In a recent speech, comedian Stephen Colbert articulated the view of too many Catholics when he said: “I believe the Pope is infallible. But I also believe he’s wrong about a lot of things.” Orthodox Catholics suspect that’s what liberal/progressive Catholics think, but we’re beginning to feel that way ourselves with every new interview that comes out. Rather than rejoice, we cringe, fearful of what he’s said this time. We worry that if the Pope himself isn’t truly a progressive/liberal, then he’s playing into their agenda.

I believe there are a lot of faithful Catholics suffering from Experiential Anxiety. I know I do. The Holy Father’s impromptu words make me nervous, for all the reasons I’ve mentioned here. They force me to examine my Experiential Anxiety and what’s at the heart of it.

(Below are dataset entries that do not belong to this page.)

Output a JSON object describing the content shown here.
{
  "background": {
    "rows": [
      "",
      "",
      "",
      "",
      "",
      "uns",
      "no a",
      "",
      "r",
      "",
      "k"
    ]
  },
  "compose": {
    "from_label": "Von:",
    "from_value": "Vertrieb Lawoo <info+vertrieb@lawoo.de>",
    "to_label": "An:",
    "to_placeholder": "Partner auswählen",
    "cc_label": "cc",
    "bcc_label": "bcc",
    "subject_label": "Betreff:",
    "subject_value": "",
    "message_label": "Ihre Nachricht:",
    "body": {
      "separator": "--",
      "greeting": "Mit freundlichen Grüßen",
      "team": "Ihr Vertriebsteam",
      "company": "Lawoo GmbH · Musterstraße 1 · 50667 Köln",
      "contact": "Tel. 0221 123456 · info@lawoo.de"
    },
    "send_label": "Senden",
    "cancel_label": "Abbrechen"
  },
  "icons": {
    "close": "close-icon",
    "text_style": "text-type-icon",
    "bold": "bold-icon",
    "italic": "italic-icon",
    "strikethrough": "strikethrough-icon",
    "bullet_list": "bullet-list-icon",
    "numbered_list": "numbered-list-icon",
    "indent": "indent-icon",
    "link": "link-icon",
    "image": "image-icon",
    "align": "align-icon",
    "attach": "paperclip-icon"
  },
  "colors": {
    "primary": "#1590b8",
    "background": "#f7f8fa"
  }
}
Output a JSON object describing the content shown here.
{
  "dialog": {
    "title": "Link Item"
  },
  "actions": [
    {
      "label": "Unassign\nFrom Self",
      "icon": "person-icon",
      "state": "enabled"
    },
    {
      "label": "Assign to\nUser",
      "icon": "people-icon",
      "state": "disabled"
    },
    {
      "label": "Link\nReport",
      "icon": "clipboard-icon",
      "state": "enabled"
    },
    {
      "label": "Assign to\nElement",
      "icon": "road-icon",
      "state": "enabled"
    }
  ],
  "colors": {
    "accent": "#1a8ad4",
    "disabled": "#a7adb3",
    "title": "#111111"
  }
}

There are a lot of Bible verses about trust, about God’s peace, about not being anxious. I suppose God gives us those verses because He knows we live in a world where trust is often difficult, where peace feels like a luxury item, and where experience teaches us to be anxious. This has happened before, I tell myself, and I know where this will lead. The difference, Catholic history has shown me, is that the foregone conclusions that make me so anxious are not truly foregone nor concluded. There’s an unpredictable factor that sometimes smashes like a brick through our expectations of the future – or it sometimes shapes the future like a gentle stream washing over the hardest rock. That factor is God Himself, working through His Church. Again and again, He saw the Church through times when she rode the line of great faithfulness or moved dangerously near the edge of apostasy. Foregone conclusions – everything experience suggested as an outcome – were undone by Him.

I’m not suggesting it’s easy. It certainly isn’t convenient. But, as I wrestle through the unpredictability of the Holy Father’s words and actions, is it possible to turn my Experiential Anxiety into something else? When I say, this has happened before and I know where this will lead, is it possible to remember Catholic history and believe that experience doesn’t always have to lead to anxiety, but to faith?

So, bring it on, Pope Francis. And may God find me faithful, whatever happens.